It’s too bad that All Saints Day comes but once a year.
It’s too bad, because its rarity distorts our perspective. The Church year is filled with solemnities, feasts, memorials and optional memorials of individual, canonized saints. Recent popes, starting especially with St. John Paul II, were active in promoting the cause of saints to demonstrate the ubiquity of sanctity, especially in contemporary times. All Saints Day serves as a solemnity to commemorate all those saints — the vast majority — who are in heaven, albeit not canonized by the Church.
The danger is that we can think of All Saints Day merely as a kind of “grab bag” feast. It isn’t. It is the feast par excellence of the Church.
“Do you think I’m a saint?” ask Catholics sometimes? No, but God not only wants — he expects — you to be one. Becoming a saint is not some “special reward” in the sense it should be something rare: the Eucharist is not rare, but it is the consummate special gift. If you don’t become a saint, your life was a failure.
So Nov. 1 should remind us: the call to holiness is universal. “Be ye holy, for I, the Lord, am holy” (Leviticus 11:44). “You shall be perfect as your heavenly Father is perfect” (Matthew 5:48).
Vatican II reminded us that holiness is not some special characteristic reserved for priests and religious: “all the faithful, whatever their condition or state, are called by the Lord, each in his own way, to that perfect holiness whereby the Father Himself is perfect” (Lumen Gentium, No. 11).
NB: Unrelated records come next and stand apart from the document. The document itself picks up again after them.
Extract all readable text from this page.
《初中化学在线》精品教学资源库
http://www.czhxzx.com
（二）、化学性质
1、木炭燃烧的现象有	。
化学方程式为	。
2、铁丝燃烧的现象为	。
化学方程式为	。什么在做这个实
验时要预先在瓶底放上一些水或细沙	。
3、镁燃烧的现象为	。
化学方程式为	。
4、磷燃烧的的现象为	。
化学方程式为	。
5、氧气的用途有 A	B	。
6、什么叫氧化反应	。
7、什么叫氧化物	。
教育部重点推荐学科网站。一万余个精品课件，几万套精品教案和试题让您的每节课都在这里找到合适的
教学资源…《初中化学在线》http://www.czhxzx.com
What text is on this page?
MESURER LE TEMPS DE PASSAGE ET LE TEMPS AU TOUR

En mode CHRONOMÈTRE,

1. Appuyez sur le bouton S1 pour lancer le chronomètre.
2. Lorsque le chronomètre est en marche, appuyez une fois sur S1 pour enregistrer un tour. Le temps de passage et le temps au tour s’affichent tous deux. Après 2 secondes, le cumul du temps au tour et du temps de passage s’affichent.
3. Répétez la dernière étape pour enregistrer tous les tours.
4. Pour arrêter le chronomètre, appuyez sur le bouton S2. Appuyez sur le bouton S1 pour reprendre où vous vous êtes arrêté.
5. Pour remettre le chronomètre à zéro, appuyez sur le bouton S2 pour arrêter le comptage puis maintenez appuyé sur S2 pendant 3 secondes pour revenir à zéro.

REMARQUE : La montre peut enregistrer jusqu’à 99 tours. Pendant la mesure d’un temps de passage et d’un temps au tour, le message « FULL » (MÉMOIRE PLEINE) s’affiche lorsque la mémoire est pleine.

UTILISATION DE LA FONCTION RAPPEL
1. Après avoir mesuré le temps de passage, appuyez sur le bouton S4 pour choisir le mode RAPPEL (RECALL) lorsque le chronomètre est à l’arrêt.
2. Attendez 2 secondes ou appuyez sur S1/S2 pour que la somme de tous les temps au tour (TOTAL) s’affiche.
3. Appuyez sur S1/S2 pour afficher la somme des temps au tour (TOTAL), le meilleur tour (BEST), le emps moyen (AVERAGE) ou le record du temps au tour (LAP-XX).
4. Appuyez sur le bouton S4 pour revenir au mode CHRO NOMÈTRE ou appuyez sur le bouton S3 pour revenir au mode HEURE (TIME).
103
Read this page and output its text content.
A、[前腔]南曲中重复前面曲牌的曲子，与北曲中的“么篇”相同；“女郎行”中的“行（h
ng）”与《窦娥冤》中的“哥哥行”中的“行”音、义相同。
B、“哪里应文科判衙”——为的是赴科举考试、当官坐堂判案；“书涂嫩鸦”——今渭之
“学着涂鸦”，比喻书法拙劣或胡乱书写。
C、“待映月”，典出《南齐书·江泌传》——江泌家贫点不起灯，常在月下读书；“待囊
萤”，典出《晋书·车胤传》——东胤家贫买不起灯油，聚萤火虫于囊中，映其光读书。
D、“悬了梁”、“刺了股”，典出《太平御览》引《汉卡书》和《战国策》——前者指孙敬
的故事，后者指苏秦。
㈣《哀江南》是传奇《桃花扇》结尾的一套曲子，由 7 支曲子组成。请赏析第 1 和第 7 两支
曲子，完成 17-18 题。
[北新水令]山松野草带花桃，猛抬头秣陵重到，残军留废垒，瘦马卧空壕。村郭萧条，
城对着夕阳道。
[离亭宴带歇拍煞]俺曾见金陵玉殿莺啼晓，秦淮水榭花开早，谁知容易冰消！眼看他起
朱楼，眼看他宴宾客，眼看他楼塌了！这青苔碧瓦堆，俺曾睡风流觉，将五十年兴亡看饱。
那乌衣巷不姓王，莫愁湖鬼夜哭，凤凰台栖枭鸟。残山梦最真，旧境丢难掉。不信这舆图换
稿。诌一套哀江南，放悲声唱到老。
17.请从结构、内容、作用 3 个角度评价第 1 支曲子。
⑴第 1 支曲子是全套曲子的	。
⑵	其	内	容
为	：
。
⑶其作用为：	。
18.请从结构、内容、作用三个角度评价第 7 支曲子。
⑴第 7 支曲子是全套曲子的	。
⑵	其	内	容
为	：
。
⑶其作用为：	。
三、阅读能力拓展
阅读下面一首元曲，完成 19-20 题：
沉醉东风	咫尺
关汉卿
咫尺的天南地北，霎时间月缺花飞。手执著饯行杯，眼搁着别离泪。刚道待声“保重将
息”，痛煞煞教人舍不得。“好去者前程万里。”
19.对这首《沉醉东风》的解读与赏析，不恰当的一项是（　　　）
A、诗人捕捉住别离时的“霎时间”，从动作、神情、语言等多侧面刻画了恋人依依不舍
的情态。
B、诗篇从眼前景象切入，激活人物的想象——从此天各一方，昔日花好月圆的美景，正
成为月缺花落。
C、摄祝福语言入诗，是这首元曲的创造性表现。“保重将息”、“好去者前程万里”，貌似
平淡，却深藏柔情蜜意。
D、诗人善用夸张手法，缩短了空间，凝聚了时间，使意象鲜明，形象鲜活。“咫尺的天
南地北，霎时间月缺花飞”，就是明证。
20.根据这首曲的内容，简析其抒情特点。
Ven. Tomás Morales (1908-1994), who himself is a candidate for the altar, sought to make every Catholic aware of that call to holiness. He founded two secular institutes: the Crusaders of Mary for men and for women to help them grow in holiness. The Militia of Mary movement sought to make young people aware of their call to holiness. Books like his Forja de hombres (The Forge of Men) sought to provide the vision of a spiritual path for people.